I am a proud Indian who admires the sacrifice of our jawans, which is why I believe our men on the border must get higher wages rather than be trapped in a bureaucratic tangle. I support gay rights, am against the death penalty on principle, find any violence in the name of caste, religion or gender unacceptable. And yes, I like raising inconvenient truths in the public domain: if that makes me anti-national, then so be it.

But above all else, I am anti-national because I believe in Ambedkar’s concept of a republican constitution that places the citizen and rule of law at its core. No one has the right to impose their vision of ‘cultural nationalism’ on a diverse society in the guise of ‘one nation, one religion, one culture’.

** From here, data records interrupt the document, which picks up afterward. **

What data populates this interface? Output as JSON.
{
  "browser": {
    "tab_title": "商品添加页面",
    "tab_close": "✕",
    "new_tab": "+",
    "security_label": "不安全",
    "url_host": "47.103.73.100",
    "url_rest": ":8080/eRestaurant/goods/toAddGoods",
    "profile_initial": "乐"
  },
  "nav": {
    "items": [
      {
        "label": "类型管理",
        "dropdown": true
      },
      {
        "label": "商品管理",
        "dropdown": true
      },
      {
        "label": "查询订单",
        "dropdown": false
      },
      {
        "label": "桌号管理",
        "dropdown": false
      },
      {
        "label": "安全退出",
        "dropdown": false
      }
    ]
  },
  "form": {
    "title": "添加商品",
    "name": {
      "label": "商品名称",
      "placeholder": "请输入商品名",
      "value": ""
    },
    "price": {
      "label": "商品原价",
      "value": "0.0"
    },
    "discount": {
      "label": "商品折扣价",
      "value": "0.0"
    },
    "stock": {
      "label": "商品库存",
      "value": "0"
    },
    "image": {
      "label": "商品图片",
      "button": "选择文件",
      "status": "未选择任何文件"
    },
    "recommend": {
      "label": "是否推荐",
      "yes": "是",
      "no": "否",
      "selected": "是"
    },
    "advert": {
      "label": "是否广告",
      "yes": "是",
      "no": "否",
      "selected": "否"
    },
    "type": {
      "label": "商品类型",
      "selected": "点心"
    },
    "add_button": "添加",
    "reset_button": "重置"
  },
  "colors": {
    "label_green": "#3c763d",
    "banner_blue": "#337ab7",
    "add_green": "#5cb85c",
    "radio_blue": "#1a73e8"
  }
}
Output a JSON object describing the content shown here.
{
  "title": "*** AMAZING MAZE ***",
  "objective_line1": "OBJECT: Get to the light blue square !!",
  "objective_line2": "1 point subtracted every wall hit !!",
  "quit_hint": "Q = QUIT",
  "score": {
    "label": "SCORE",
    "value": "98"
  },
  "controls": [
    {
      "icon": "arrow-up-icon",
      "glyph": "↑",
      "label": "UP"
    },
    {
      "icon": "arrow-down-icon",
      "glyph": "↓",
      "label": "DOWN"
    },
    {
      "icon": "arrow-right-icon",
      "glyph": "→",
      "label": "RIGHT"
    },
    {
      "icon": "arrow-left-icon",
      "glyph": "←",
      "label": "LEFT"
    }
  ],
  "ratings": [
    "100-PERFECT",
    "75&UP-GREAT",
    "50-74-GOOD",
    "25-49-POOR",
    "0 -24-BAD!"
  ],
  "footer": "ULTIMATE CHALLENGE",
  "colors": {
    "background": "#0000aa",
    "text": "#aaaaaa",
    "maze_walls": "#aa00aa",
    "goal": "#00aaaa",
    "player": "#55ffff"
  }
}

And when I get weary of the ‘desh-drohi’ abuse I will seek solace in the legend of my original icon, Muhammad Ali, who, as Cassius Clay, threw his gold medal into the river in protest at being denied entry into a whites-only restaurant. His act led him to be termed ‘anti-national’ and stripped of his Olympic medal. Several years later, as he lit the torch at the 1996 Atlanta Olympics, it was America’s way of apologising to one of its greatest folk heroes. I hope some of you say sorry to me too one day!

Post-script: Last week, at the Delhi Gymkhana litfest, I suggested that the right to free speech must include the right to offend so long as it doesn’t incite violence. A former army officer angrily got up and shouted, “You are an anti-national who should be lynched right here!” When even the genteel environs of the Gymkhana club echo to such strains, we should all be very worried.